Bu karar için yapay zeka özeti oluşturulamadı.

Karar Metni

"İçtihat Metni"

MAHKEMESİ : ANKARA BÖLGE ADLİYE MAHKEMESİ 16. HUKUK DAİRESİ

İLK DERECE MAHKEMESİ: ESKİŞEHİR 1. ASLİYE HUKUK MAHKEMESİ

Taraflar arasında görülen tapu iptali ve tescil davası sonunda, İlk Derece Mahkemesince davanın kabulüne ilişkin verilen kararın asıl ve birleştirilen davada davalılar vekilince istinaf edilmesi üzerine, Ankara Bölge Adliye Mahkemesi 16.Hukuk Dairesince istinaf talebinin esastan reddine ilişkin verilen karar yasal süre içerisinde asıl ve birleştirilen davada davalılar ... ve ... ile ... vekilince temyiz edilmiş olmakla dosya incelendi, gereği görüşülüp düşünüldü;

I. DAVA

Asıl ve birleştirilen davada davacılar, orta derecede bilişsel bozukluk demans tanısı ile tedavi gören mirasbırakanları Süleyman’a Eskişehir 3. Sulh Hukuk Mahkemesinin 2013/1668 Esas, 2014/1159 Karar sayılı kararı ile davalılardan oğlu ...’in yasal danışman olarak atandığını, bu karardan sonra Eskişehir 2. Noterliğinin 28.11.2014 tarihli ve 26047 yevmiye numaralı vekaletnamesi ile davalı ...’nin vekil tayin edildiğini, anılan vekaletname kullanılmak suretiyle 3076 parsel sayılı taşınmazın davalı ...’e, 1317 parsel sayılı taşınmazdaki ½ payın davalı ...’e, ondan da diğer davalı ...’a, 1318 parsel sayılı taşınmazdaki ½ payın davalı ...’e, kalan ½ payın ise diğer davalı ...’e devredildiğini, vekaletnamenin düzenlenme tarihinin 28.11.2014 olduğunu, oysa vekaletnamenin tanzim tarihinden 2 gün önce Yunus Emre Devlet Hastanesinin 26.11.2014 tarihli raporu ile mirasbırakana “vekaletname veremez, vasi tayini uygundur” şeklinde rapor tanzim edildiğini, bu hususun davalı oğlu ...’in de bilgisi dahilinde olduğunu, fiil ehliyetini haiz olmadığı dönemde tanzim edilen vekaletname uyarınca devri yapılan dava konusu taşınmazların öncelikle ehliyetsizlik, olmadığı takdirde muris muvazaası, bu da olmazsa vekalet görevinin kötüye kullanılması hukuksal nedenine dayalı olarak tapu kayıtlarının iptali ile miras payları oranında adlarına tescilini, olmadığı takdirde bedele karar verilmesini istemişler, 07.11.2018 tarihli ıslah dilekçesi ile tüm mirasçılar adına tapu iptal ve tescil talep ettiklerini beyan etmişler, mirasbırakanın terekesine Eskişehir 2. Sulh Hukuk Mahkemesinin 2018/176 Esas, 2018/1159 Karar ve 26.09.2018 kesinleşme tarihli kararı ile ... tereke temsilcisi olarak atanmıştır.

II. CEVAP

1. Asıl ve birleştirilen davada davalılar ... ve ..., mirasbırakanı uzun süreden beri tanıdıklarını, kendisinin hacca gitmek üzere dava konusu taşınmazları sattığını, satış bedellerinin hesabına yatırıldığını, vekaletnamenin tanzim tarihi itibariyle herhangi bir hastalığının olmadığını belirterek asıl ve birleştirilen davanın reddini savunmuşlardır.

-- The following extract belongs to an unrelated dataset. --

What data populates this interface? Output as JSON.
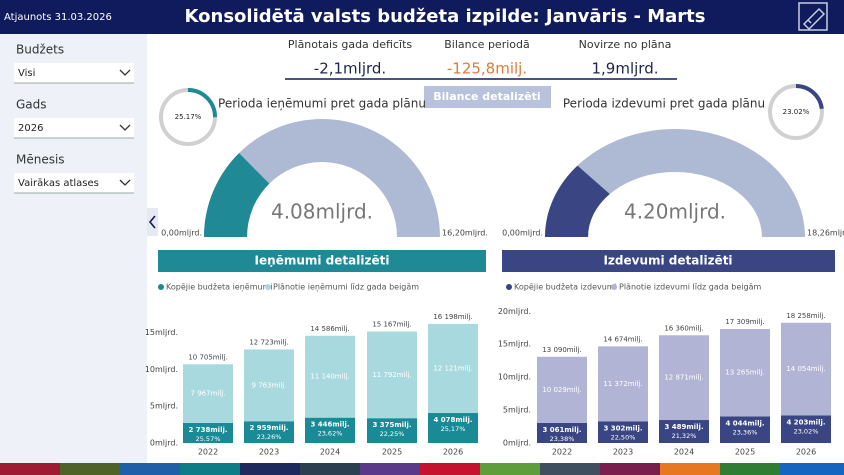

2. Asıl ve birleştirilen davada davalı ..., mirasbırakana yasal danışman olarak atandığını, mirasbırakanın kendi rızası ile dava konusu taşınmazlarını satmak istediğini, bu doğrultuda devirlerin yapıldığını, vekaletnamenin tanzim tarihi itibariyle de fiil ehliyetini haiz olduğunu belirterek, asıl ve birleştirilen davanın reddini savunmuştur.

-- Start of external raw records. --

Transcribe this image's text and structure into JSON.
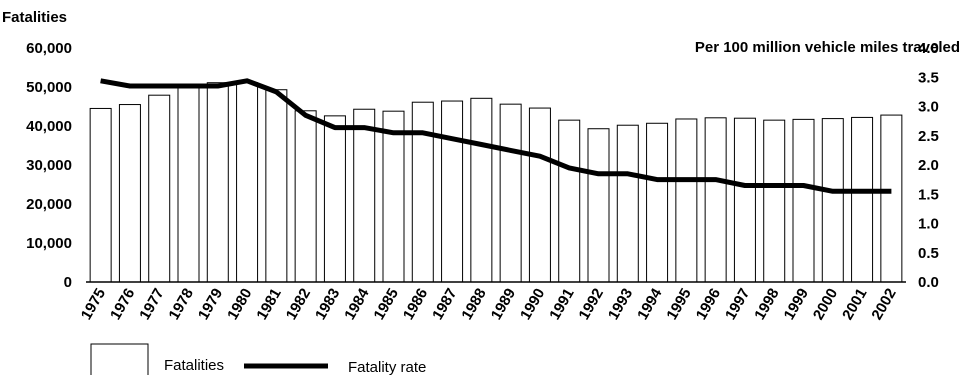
{
  "chart_data": {
    "type": "bar",
    "title": "",
    "x": [
      "1975",
      "1976",
      "1977",
      "1978",
      "1979",
      "1980",
      "1981",
      "1982",
      "1983",
      "1984",
      "1985",
      "1986",
      "1987",
      "1988",
      "1989",
      "1990",
      "1991",
      "1992",
      "1993",
      "1994",
      "1995",
      "1996",
      "1997",
      "1998",
      "1999",
      "2000",
      "2001",
      "2002"
    ],
    "left_axis": {
      "label": "Fatalities",
      "ylim": [
        0,
        60000
      ],
      "ticks": [
        "0",
        "10,000",
        "20,000",
        "30,000",
        "40,000",
        "50,000",
        "60,000"
      ]
    },
    "right_axis": {
      "label": "Per 100 million vehicle miles traveled",
      "ylim": [
        0,
        4.0
      ],
      "ticks": [
        "0.0",
        "0.5",
        "1.0",
        "1.5",
        "2.0",
        "2.5",
        "3.0",
        "3.5",
        "4.0"
      ]
    },
    "series": [
      {
        "name": "Fatalities",
        "type": "bar",
        "axis": "left",
        "color": "#ffffff",
        "values": [
          44500,
          45500,
          47900,
          50300,
          51100,
          51100,
          49300,
          43900,
          42600,
          44300,
          43800,
          46100,
          46400,
          47100,
          45600,
          44600,
          41500,
          39300,
          40200,
          40700,
          41800,
          42100,
          42000,
          41500,
          41700,
          41900,
          42200,
          42800
        ]
      },
      {
        "name": "Fatality rate",
        "type": "line",
        "axis": "right",
        "color": "#000000",
        "values": [
          3.44,
          3.35,
          3.35,
          3.35,
          3.35,
          3.44,
          3.25,
          2.85,
          2.64,
          2.64,
          2.55,
          2.55,
          2.45,
          2.35,
          2.25,
          2.15,
          1.95,
          1.85,
          1.85,
          1.75,
          1.75,
          1.75,
          1.65,
          1.65,
          1.65,
          1.55,
          1.55,
          1.55
        ]
      }
    ],
    "legend": {
      "position": "bottom-left",
      "items": [
        {
          "label": "Fatalities",
          "symbol": "bar"
        },
        {
          "label": "Fatality rate",
          "symbol": "line"
        }
      ]
    },
    "grid": false
  }
}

3. Asıl ve birleştirilen davada davalı ..., dava konusu taşınmazın bedeli karşılığında iktisap ettiğini belirterek, davanın reddini savunmuştur.

III. İLK DERECE MAHKEMESİ KARARI

Eskişehir 1. Asliye Hukuk Mahkemesinin 06/12/2018 tarihli 2016/320 Esas 2018/520 Karar sayılı kararıyla; mirasbırakanın vekaletnamenin düzenlendiği 28/11/2014 tarihi itibariyle fiil ehliyetini haiz olmadığı, bu nedenle vekil olan davalı ... tarafından mirasbırakan adına yapılan ilk el satışların yolsuz tescil hükmünde olduğu, ayrıca mirasbırakana ait 1317 parsel sayılı taşınmazdaki 1/2 payının davalı ... tarafından 20/05/2015 tarihinde diğer davalı ...'e satışında, resmi satış bedeli ile keşfen saptanan değeri arasında fahiş fark bulunması ve davalı ...'ın mirasbırakanın vekili olan diğer davalı ...'nin arkadaşı olması nedeniyle iyiniyetli üçüncü kişi konumunda olmadığı gerekçesiyle davanın kabulü ile tapu kaydının iptaline ve dava konusu taşınmazın tüm mirasçılar adına tapuya kayıt ve tesciline karar verilmiştir.

IV. İSTİNAF

1. İstinaf Yoluna Başvuranlar

İlk Derece Mahkemesinin yukarıda belirtilen kararına karşı süresi içinde asıl ve birleştirilen davada davalılar ... ve ... ile ... vekili tarafından istinaf başvurusunda bulunulmuştur.

2.İstinaf Nedenleri

Asıl ve birleştirilen davada davalılar ... ve ... ile ... vekili istinaf dilekçesinde özetle; mirasbırakan tarafından hacca gitmek amacıyla dava konusu taşınmazın satılığa çıkartıldığı, usulüne uygun olarak düzenlenen vekaletname uyarınca devrin yapıldığı, bedelin ise devir sonrasında ödendiği, iddiaların asılsız olduğu belirtilerek, kararın kaldırılmasını ve davanın reddine karar verilmesini istemişlerdir.

3. Gerekçe ve Sonuç

Ankara Bölge Adliye Mahkemesi 16. Hukuk Dairesinin 31/10/2021 tarihli 2019/536 Esas ve 2021/1708 Karar sayılı kararıyla; mirasbırakan Süleyman Enserlioğlu'nun hukuki ehliyetinin bulunmadığının Adli Tıp Kurumunun 25/09/2017 tarih, 4238 sayılı raporu ile sübut bulduğu gerekçesiyle davalılar vekilinin istinaf başvurusunun HMK 353/1-b-1. maddesi uyarınca reddine karar verilmiştir.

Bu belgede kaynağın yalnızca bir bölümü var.